Additional risks in people with bone marrow disorders
Skin problems related to poor blood flow, such as ulcers and gangrene, have occurred in people with myeloproliferative disorders — conditions in which the bone marrow produces an excessive number of blood cells — taking hydroxyurea. The therapy should not be started in patients who have leg sores; if ulcers develop, the dose should be reduced or treatment should be discontinued.
Some people taking hydroxyurea for bone marrow disorders have developed hemolytic anemia, a condition in which blood cells are destroyed. If this occurs in the absence of other potential causes, the treatment should be discontinued.

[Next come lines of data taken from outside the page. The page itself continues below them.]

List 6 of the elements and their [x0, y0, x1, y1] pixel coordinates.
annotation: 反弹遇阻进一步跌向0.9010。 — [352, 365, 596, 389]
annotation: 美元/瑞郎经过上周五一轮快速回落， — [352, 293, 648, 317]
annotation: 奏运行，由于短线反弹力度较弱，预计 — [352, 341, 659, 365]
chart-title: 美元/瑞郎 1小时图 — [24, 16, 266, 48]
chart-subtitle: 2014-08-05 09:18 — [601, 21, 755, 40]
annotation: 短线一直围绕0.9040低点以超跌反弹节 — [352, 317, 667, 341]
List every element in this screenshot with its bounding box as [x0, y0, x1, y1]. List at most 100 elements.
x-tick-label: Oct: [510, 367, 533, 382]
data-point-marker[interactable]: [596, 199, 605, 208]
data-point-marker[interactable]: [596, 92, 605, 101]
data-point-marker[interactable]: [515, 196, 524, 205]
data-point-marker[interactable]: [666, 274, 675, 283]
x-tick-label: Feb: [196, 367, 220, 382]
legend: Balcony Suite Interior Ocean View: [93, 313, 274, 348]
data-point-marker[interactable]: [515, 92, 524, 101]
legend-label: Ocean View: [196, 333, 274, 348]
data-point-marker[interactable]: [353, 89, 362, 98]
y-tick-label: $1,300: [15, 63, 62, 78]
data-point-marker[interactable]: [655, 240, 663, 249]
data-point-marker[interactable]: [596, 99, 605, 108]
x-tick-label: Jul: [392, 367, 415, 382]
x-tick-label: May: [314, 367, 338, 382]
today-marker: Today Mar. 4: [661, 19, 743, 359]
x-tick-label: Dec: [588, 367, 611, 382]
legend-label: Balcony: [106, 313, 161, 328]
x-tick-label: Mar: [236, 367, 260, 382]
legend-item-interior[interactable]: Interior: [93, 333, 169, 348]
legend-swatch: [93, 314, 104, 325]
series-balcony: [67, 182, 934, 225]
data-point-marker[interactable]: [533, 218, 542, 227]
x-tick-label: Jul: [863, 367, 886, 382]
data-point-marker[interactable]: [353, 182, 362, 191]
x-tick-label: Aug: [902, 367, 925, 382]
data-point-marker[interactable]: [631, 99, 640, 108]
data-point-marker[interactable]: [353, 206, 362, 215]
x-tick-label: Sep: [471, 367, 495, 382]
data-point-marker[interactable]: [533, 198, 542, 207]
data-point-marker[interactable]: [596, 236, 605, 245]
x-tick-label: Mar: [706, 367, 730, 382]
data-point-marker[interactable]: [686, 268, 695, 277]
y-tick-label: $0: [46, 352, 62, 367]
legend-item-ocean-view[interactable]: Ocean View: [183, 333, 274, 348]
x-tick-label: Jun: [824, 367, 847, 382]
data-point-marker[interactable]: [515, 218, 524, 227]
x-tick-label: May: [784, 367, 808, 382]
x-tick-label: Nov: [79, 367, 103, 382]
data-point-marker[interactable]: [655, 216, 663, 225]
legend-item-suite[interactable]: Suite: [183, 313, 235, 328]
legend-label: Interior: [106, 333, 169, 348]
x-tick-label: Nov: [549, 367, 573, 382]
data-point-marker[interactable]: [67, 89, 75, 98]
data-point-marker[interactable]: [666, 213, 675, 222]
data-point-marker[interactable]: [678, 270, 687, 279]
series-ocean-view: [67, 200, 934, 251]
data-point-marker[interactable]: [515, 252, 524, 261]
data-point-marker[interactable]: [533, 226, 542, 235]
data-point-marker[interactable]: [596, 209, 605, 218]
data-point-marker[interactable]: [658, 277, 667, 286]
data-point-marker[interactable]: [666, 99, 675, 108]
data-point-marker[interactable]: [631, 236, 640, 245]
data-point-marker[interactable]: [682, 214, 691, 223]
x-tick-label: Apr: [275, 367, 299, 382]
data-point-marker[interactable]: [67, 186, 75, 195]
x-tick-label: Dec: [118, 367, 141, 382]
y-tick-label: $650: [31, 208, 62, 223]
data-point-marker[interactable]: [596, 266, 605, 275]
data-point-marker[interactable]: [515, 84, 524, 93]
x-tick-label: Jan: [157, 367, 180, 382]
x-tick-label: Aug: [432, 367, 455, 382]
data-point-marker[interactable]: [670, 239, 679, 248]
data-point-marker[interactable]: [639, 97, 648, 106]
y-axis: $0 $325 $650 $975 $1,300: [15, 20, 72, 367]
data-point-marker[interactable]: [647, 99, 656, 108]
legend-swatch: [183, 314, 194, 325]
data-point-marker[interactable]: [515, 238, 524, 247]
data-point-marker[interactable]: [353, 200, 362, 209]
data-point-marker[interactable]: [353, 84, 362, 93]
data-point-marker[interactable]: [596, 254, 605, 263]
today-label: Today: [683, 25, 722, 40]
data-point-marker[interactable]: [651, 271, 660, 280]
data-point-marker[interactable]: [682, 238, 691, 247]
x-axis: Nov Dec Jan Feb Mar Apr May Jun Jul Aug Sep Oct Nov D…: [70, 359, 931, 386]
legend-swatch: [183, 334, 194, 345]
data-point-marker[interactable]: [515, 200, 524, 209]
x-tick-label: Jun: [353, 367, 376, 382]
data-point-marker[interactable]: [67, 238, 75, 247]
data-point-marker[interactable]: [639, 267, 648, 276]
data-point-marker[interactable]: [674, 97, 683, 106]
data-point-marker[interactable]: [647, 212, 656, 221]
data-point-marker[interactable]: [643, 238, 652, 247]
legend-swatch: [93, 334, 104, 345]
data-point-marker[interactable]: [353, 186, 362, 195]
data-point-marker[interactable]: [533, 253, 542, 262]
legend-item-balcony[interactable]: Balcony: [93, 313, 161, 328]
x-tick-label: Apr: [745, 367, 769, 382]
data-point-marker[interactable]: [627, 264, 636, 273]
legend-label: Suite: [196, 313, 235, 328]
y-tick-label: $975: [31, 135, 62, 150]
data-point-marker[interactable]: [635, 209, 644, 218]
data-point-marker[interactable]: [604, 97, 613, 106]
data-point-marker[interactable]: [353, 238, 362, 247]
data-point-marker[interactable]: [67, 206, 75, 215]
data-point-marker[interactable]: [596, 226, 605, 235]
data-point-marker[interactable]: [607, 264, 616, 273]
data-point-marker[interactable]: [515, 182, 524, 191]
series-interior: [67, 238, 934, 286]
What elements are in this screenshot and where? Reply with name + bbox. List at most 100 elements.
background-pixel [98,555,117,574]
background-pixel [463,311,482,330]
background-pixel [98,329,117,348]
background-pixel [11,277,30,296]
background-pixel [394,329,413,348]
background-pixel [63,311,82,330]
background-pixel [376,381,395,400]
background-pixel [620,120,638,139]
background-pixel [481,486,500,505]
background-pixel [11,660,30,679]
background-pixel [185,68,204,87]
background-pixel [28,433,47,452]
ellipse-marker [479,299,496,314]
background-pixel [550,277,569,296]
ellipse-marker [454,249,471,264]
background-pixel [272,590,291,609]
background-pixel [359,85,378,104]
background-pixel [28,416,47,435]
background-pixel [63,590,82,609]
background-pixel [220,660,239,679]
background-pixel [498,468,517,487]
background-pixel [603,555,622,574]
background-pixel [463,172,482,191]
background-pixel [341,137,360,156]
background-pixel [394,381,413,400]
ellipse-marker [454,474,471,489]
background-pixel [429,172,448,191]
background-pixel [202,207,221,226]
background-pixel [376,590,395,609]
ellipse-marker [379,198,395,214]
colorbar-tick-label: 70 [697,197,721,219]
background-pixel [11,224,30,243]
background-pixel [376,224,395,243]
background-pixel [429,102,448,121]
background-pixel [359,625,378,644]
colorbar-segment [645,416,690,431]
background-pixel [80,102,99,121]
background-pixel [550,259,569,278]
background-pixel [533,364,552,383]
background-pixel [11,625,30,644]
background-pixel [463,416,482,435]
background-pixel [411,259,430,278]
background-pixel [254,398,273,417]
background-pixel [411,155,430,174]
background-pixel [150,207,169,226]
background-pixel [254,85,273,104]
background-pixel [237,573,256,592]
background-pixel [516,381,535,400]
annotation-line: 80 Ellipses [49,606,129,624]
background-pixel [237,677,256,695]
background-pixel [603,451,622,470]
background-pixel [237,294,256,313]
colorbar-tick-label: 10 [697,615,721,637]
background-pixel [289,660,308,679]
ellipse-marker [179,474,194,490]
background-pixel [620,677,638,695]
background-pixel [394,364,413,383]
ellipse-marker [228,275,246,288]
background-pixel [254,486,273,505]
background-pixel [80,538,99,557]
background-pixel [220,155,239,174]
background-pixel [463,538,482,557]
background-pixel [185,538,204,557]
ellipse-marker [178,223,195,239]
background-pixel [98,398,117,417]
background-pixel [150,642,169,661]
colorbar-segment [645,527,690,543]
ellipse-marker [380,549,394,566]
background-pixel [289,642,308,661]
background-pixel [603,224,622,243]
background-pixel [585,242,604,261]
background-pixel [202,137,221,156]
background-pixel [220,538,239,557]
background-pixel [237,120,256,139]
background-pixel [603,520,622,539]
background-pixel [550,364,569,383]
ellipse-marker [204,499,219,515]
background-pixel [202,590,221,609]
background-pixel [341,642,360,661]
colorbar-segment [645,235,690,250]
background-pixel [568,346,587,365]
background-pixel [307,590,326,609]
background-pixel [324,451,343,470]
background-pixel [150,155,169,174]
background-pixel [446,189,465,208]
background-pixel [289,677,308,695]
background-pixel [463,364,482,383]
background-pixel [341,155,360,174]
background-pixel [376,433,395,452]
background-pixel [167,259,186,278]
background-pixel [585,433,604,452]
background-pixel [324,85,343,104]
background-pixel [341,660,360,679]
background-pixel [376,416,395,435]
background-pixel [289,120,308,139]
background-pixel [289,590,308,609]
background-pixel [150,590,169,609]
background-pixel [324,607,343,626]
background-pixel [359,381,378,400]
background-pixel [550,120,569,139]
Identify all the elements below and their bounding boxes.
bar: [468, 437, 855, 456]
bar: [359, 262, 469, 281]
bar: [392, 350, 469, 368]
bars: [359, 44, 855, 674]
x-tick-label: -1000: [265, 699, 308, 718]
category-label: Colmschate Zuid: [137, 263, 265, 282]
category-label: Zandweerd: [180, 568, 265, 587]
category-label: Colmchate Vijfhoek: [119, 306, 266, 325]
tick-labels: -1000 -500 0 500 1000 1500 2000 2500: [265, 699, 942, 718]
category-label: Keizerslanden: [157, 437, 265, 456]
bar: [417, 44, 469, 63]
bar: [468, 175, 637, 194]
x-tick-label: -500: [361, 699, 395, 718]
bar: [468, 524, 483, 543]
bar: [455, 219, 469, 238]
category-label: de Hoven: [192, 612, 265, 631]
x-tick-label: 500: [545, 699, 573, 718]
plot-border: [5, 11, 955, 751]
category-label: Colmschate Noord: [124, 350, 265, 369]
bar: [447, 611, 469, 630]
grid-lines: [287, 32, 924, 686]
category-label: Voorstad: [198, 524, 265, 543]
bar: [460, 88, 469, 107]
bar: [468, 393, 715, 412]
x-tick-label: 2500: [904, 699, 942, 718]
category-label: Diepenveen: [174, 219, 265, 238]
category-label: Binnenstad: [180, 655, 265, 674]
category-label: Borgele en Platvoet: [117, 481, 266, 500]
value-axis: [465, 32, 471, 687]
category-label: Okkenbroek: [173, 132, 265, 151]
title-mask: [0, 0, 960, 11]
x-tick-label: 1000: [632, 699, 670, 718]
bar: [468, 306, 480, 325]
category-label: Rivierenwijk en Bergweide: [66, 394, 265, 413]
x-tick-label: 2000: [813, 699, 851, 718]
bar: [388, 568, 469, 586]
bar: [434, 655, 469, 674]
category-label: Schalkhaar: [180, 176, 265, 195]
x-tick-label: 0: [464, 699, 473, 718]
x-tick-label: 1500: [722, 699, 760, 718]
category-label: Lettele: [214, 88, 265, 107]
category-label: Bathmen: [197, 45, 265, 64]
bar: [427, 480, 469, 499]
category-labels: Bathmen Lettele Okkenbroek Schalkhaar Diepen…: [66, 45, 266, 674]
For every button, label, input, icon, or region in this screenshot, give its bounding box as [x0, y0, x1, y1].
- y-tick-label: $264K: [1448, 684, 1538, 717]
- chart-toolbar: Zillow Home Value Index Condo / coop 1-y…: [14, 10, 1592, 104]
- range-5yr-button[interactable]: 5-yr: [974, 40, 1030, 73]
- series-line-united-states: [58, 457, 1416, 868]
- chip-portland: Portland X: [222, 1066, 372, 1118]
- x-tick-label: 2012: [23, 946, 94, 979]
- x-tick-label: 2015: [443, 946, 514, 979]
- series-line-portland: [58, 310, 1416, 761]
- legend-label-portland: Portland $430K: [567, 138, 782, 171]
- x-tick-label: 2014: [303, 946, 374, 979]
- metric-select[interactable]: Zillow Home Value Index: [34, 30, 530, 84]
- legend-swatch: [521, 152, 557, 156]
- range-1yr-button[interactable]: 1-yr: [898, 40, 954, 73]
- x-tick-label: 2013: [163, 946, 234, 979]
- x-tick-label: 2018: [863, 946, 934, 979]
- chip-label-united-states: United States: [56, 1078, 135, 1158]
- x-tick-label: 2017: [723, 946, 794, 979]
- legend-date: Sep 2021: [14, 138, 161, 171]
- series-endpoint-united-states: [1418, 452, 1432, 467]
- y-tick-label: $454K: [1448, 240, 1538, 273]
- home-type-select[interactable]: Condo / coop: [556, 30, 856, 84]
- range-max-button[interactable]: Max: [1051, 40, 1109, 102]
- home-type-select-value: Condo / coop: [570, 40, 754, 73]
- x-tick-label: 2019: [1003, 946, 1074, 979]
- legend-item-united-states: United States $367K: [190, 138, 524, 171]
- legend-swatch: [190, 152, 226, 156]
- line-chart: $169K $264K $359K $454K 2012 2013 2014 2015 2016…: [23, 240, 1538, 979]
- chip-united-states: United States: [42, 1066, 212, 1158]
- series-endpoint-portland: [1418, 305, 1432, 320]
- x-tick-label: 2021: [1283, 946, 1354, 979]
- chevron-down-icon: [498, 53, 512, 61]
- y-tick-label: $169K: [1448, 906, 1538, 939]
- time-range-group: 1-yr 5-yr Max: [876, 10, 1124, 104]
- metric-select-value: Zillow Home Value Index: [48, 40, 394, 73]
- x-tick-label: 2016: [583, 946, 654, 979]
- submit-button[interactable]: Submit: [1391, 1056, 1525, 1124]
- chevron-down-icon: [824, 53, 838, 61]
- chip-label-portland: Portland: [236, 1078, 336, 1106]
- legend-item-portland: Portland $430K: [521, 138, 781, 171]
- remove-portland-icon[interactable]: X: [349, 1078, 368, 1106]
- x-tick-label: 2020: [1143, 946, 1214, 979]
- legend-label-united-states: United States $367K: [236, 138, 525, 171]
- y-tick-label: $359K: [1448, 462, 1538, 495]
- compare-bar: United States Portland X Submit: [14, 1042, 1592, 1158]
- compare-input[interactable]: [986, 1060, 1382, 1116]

Use in pregnancy and breastfeeding
Although there is limited data on the use of hydroxyurea in pregnant women, animal studies have shown that the therapy’s administration during pregnancy can lead to fetal malformations and developmental delays in offspring. Due to the potentially harmful effects of the therapy on the developing fetus, patients on hydroxyurea should be aware of the risks and be carefully monitored in the event of a pregnancy.
Hydroxyurea can pass into breast milk. Due to the potential of serious adverse reactions, including cancer, for breastfed infants, it’s recommended that women abstain from breastfeeding while being treated with hydroxyurea.
Animal and human studies also indicate that hydroxyurea can compromise male fertility. For that reason, it’s recommended that male patients be made aware of the possibility of considering sperm conservation before starting treatment with hydroxyurea.